Moreover, their seniority at work means DBA candidates have the resources to not only originate, but also implement their research. “Of all degree programmes, the DBA is probably the best place to transmit research into practice because of the nature of the students,” says Fabio Fonti, the associate dean for faculty and research at Neoma Business School in France. “DBA candidates are typically senior managers who have the authority and network to build on the research to help nurture better businesses and societies.”
By contrast, PhD candidates are typically younger — and many choose to pursue an academic career, notes Jinnie Hinderscheit, marketing and business development manager for doctoral programmes at Grenoble Ecole de Management in south-eastern France. DBA candidates often pursue consulting, providing organisations with advice based on their thesis. “They serve as a vital bridge, connecting the business and research communities, and facilitating positive change,” Hinderscheit says.

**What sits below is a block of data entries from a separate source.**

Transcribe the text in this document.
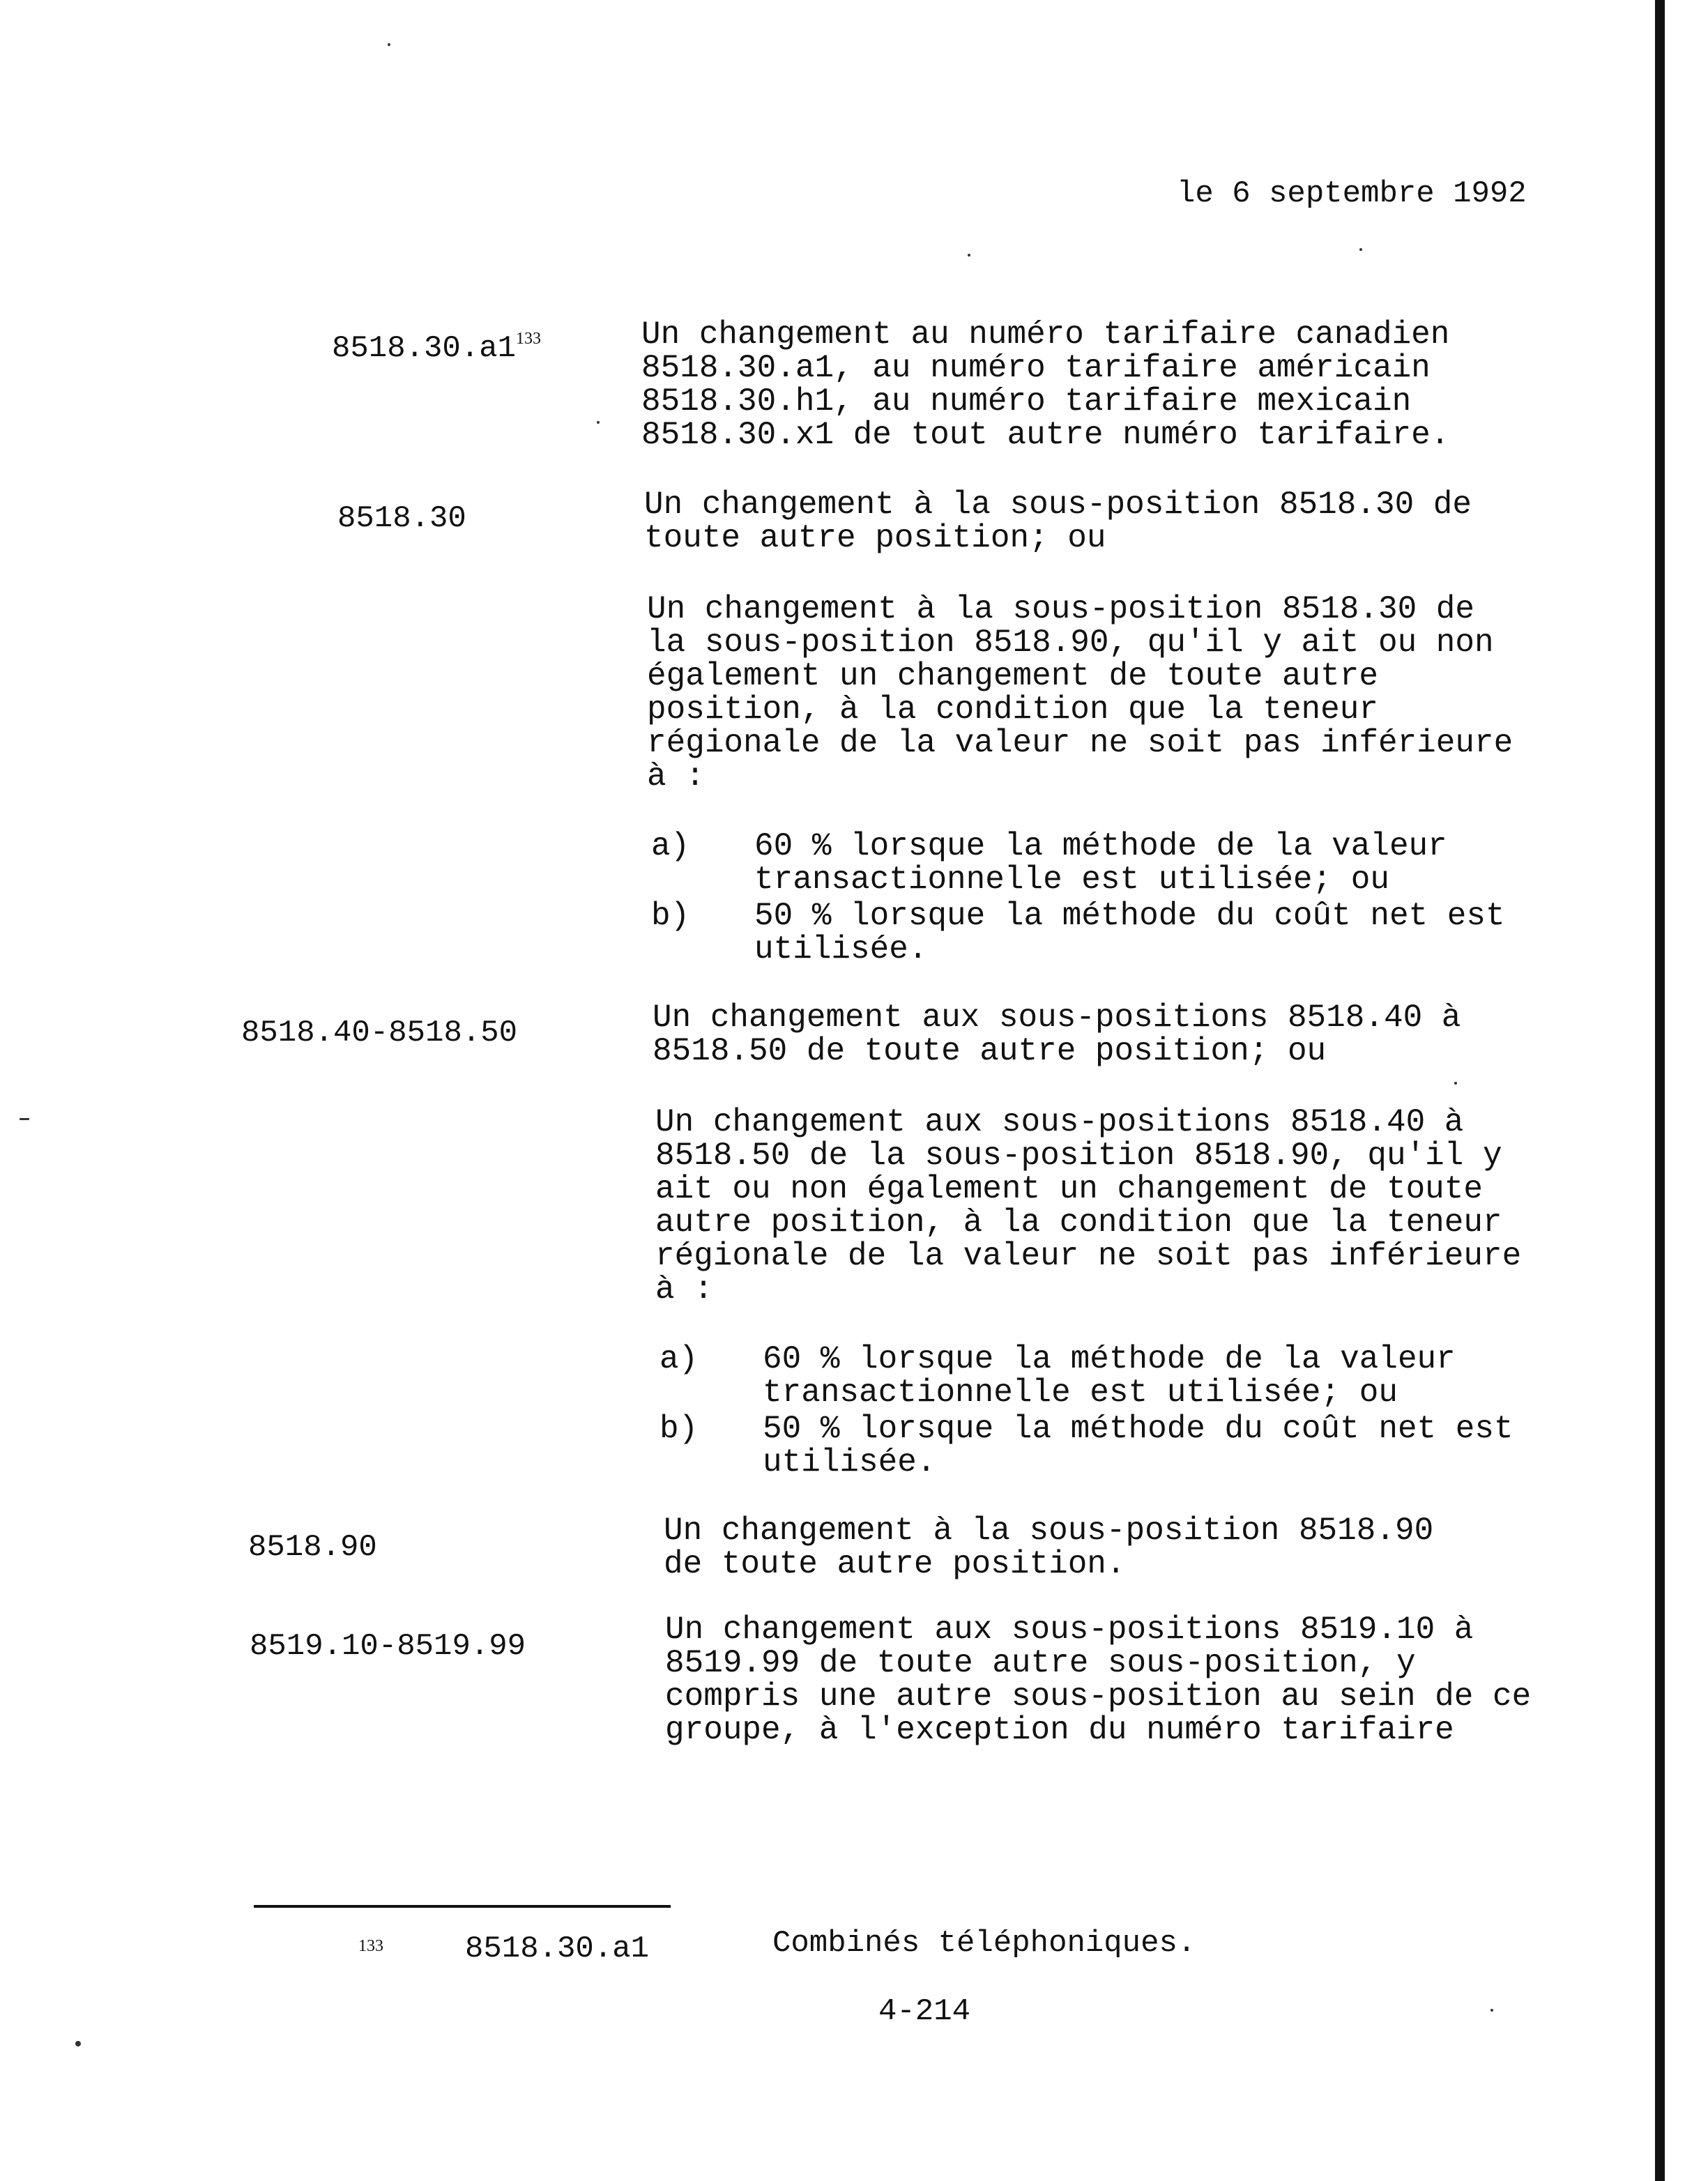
le 6 septembre 1992
$8518.30.a1^{133}$	Un changement au numéro tarifaire canadien
8518.30.a1, au numéro tarifaire américain
8518.30.h1, au numéro tarifaire mexicain
8518.30.x1 de tout autre numéro tarifaire.
8518.30	Un changement à la sous-position 8518.30 de
toute autre position; ou
Un changement à la sous-position 8518.30 de
la sous-position 8518.90, qu'il y ait ou non
également un changement de toute autre
position, à la condition que la teneur
régionale de la valeur ne soit pas inférieure
à :
a) 60 % lorsque la méthode de la valeur
transactionnelle est utilisée; ou
b) 50 % lorsque la méthode du coût net est
utilisée.
8518.40-8518.50	Un changement aux sous-positions 8518.40 à
8518.50 de toute autre position; ou
Un changement aux sous-positions 8518.40 à
8518.50 de la sous-position 8518.90, qu'il y
ait ou non également un changement de toute
autre position, à la condition que la teneur
régionale de la valeur ne soit pas inférieure
à :
a) 60 % lorsque la méthode de la valeur
transactionnelle est utilisée; ou
b) 50 % lorsque la méthode du coût net est
utilisée.
8518.90	Un changement à la sous-position 8518.90
de toute autre position.
8519.10-8519.99	Un changement aux sous-positions 8519.10 à
8519.99 de toute autre sous-position, y
compris une autre sous-position au sein de ce
groupe, à l'exception du numéro tarifaire
133	8518.30.a1	Combinés téléphoniques.
4-214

Indeed, roughly half the Business Science Institute’s executive DBA candidates have a thesis that is linked to the UN’s Sustainable Development Goals, according to Michel Kalika, the institution’s president. It is mandatory for them to include a chapter on how the research can be useful for business and society, and while he also encourages them to publish books or articles in publications aimed at people in business.
“The main issue in management research is the gap between the business world and the academic world,” Kalika says. “The explanation is that we encourage researchers to publish only in academic journals. But we all know that many business leaders don’t read them.”

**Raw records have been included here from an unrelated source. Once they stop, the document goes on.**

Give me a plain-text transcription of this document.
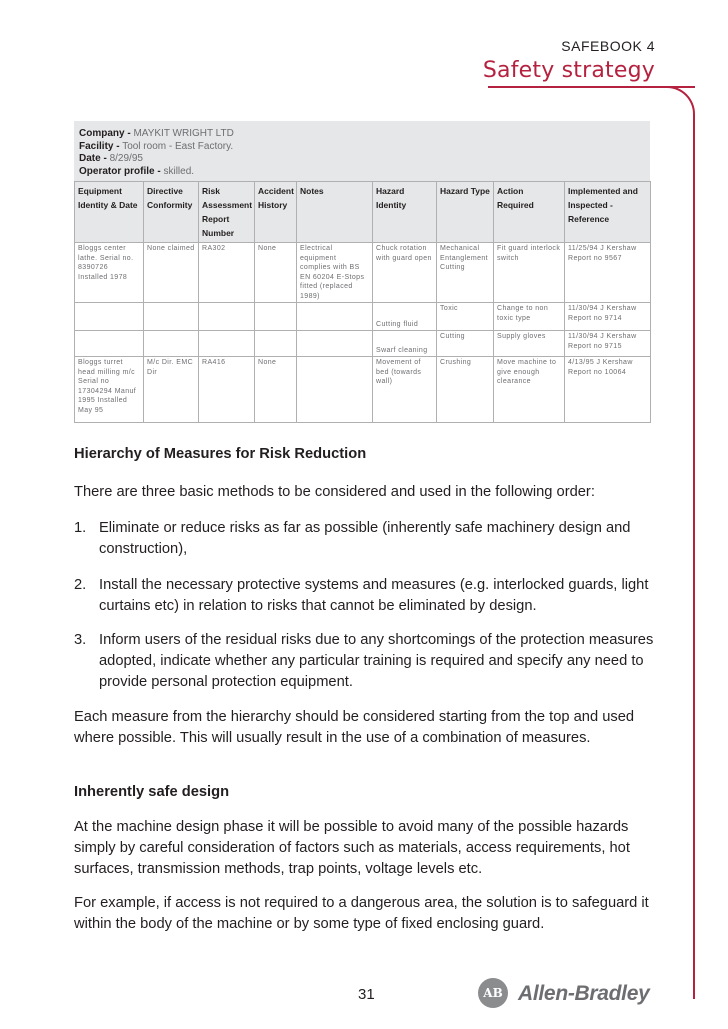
SAFEBOOK 4
Safety strategy
Company - MAYKIT WRIGHT LTD
Facility - Tool room - East Factory.
Date - 8/29/95
Operator profile - skilled.
Equipment Identity & Date	Directive Conformity	Risk Assessment Report Number	Accident History	Notes	Hazard Identity	Hazard Type	Action Required	Implemented and Inspected - Reference
Bloggs center lathe. Serial no. 8390726 Installed 1978	None claimed	RA302	None	Electrical equipment complies with BS EN 60204 E-Stops fitted (replaced 1989)	Chuck rotation with guard open	Mechanical Entanglement Cutting	Fit guard interlock switch	11/25/94 J Kershaw Report no 9567
					Cutting fluid	Toxic	Change to non toxic type	11/30/94 J Kershaw Report no 9714
					Swarf cleaning	Cutting	Supply gloves	11/30/94 J Kershaw Report no 9715
Bloggs turret head milling m/c Serial no 17304294 Manuf 1995 Installed May 95	M/c Dir. EMC Dir	RA416	None		Movement of bed (towards wall)	Crushing	Move machine to give enough clearance	4/13/95 J Kershaw Report no 10064
Hierarchy of Measures for Risk Reduction
There are three basic methods to be considered and used in the following order:
1. Eliminate or reduce risks as far as possible (inherently safe machinery design and construction),
2. Install the necessary protective systems and measures (e.g. interlocked guards, light curtains etc) in relation to risks that cannot be eliminated by design.
3. Inform users of the residual risks due to any shortcomings of the protection measures adopted, indicate whether any particular training is required and specify any need to provide personal protection equipment.
Each measure from the hierarchy should be considered starting from the top and used where possible. This will usually result in the use of a combination of measures.
Inherently safe design
At the machine design phase it will be possible to avoid many of the possible hazards simply by careful consideration of factors such as materials, access requirements, hot surfaces, transmission methods, trap points, voltage levels etc.
For example, if access is not required to a dangerous area, the solution is to safeguard it within the body of the machine or by some type of fixed enclosing guard.
31	AB Allen-Bradley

This gets to the heart of a debate among academics about whether research should be more relevant, not just rigorous. “If it’s not applicable, what is the value of it?” asks Anastasiya Saraeva, DBA programme director at Henley Business School in the UK. “True theories only make sense when we apply them to the real world. If we don’t, it’s just a graph on a bit of paper.”
But she adds that practitioners need to engage more with researchers, if the output is to be more applicable.
Other academics stress the importance of cutting-edge theoretical contributions. “It’s still important to have research that is theoretical, to advance the frontier of knowledge,” says Fabrizio Castellucci, director of the DBA at SDA Bocconi School of Management in Milan. “There is still room for pure academics.”
But many DBAs, such as Amanobea Boateng, see their research as merely the foundation for wider societal impact to emerge. Boateng founded the Women’s DNA Fund and its non-profit foundation in Ghana to help women entrepreneurs succeed by improving their business acumen. The initiative grew from her research while pursuing the DBA at Grenoble between 2012 and 2016. It showed that entrepreneurship can help alleviate poverty in deprived communities.
“Those findings were simply too important to leave in a folder on a shelf,” she says.